Make sense? There you have it folks – the northern lights are tiny little things in the air, like dust, so small we can’t even see them, that glow because they crash into other tiny little things we can’t see. How cool is that?

They’re called the aurora borealis after the Roman Goddess of the dawn, ‘Aurora’, and the Greek god of Wind, “Borealis”. That sounds reasonable, except that the Aurora Borealis isn’t visible in either Greece or Rome. Seems to me then we should allow people who do see them reguarly to name them. The Scottish called them “the merry dancers” or na fir-chlis. The Scandinavians name for the northern lights translates as “herring flash”. It was believed that northern lights were the reflections cast by large swarms of herring onto the sky. The name they gave the northern lights was “norðurljós” — which I have no idea how to pronounce. The Norse folks also called them “the fires that surround the North and South edges of the world”. In central Asia the belief of the Chuvash peoples is that the lights were the god/goddess Suratan-tura (Birth-giving Heaven). The Algonquin Indian folklore proclaimed that the northern lights were their ancestors dancing around a ceremonial fire. The Athabascan people who lived in what is now known as Wrangell St. Elias National Park, saw messages from their dead, the “sky dwellers.”

I love this kind of way of seeing the world. It’s beautiful, much more beautiful than ‘the northern lights’. And as beautful as they are, it seems fitting we should have a beautiful way to refer to them. More photos of Wrangell St. Elias.

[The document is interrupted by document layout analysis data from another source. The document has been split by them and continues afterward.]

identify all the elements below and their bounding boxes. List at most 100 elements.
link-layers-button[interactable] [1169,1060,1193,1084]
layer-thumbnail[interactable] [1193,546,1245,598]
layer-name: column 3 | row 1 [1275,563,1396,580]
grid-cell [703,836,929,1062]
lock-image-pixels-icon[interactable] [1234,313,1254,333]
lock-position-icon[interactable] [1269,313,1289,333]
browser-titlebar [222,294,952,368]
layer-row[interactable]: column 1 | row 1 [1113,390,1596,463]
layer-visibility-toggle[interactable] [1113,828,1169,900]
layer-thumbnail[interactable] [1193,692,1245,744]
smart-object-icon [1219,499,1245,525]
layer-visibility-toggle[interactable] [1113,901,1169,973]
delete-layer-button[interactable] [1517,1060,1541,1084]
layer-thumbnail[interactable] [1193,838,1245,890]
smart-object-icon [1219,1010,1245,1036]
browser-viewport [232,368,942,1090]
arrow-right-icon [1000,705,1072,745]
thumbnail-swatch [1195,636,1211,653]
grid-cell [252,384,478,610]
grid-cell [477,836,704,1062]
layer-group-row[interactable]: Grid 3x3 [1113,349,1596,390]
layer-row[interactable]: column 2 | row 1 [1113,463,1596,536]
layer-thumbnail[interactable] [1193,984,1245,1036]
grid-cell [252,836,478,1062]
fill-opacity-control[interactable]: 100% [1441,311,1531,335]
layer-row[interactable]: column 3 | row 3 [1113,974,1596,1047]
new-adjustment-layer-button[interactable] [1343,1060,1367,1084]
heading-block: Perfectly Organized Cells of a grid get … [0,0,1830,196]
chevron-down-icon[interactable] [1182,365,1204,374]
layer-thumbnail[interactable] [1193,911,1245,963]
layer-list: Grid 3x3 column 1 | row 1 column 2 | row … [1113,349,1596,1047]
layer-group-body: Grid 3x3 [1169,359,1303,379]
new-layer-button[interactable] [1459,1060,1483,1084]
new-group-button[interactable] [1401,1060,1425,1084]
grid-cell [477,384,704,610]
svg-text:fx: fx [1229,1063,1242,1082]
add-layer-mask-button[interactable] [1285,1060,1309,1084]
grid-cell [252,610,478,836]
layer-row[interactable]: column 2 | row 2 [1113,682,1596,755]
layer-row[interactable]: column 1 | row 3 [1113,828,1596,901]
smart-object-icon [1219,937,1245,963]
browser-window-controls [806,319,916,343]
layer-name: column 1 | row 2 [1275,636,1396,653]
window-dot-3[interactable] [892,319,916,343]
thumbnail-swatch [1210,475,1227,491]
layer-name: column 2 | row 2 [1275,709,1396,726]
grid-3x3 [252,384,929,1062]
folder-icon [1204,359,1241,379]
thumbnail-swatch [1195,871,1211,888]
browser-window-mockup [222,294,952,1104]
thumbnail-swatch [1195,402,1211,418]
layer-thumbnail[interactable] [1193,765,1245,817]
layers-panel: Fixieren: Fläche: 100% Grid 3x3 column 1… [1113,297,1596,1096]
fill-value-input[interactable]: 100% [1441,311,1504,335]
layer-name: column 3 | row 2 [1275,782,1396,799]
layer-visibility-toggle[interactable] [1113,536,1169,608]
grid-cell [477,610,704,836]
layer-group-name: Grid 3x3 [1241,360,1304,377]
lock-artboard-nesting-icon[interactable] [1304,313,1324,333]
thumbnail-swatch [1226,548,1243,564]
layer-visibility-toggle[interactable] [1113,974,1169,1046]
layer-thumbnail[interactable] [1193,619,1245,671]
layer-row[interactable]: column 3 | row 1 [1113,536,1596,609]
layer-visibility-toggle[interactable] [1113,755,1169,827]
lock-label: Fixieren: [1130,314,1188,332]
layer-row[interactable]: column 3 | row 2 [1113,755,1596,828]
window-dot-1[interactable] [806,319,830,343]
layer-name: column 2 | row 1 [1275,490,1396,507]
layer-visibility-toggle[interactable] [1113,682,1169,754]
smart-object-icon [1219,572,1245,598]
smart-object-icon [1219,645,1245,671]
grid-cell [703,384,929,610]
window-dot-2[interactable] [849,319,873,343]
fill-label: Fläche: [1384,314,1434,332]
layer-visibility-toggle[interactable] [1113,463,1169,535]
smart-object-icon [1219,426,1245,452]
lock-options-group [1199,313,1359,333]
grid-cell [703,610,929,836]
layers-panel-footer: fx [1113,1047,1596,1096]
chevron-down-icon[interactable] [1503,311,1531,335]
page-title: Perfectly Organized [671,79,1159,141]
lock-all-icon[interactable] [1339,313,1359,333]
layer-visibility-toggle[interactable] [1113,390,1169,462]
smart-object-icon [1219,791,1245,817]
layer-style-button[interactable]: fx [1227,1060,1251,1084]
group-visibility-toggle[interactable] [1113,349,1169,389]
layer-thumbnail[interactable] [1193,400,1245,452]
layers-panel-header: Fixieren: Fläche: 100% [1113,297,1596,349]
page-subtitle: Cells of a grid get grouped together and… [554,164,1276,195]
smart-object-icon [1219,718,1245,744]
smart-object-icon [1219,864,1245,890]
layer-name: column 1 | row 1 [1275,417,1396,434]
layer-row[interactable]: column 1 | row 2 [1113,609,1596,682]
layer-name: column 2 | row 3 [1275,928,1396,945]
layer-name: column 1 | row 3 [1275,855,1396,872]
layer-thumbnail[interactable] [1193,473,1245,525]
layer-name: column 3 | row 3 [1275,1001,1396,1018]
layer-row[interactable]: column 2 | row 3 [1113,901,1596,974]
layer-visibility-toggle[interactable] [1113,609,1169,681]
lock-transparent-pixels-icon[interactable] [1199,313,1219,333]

4 thoughts on “Northern Lights, Wrangell St. Elias National Park

  1. Mark

    It must be quite rewarding to see these as often as you probably do up there. This is just one of the many things that I look forward to seeing in Alaska when I get there some day.

  2. Carl Donohue

    Hey Mark

    Thanks for your post.

    Some people only come on here to make fun my typos. 🙂

    I’m typically in AK during the summer, so I don’t see this kind of thing as often sa I wish. This year though, things are going to be differnent. Plans are underway as we speak. More to be revealed at a later date.



  3. Carl Donohue

    Hey Chris

    Thank you for your kind words.

    I’d recommend to any one to make the time to go see the northern lights at least once. It’s a special treat, for sure.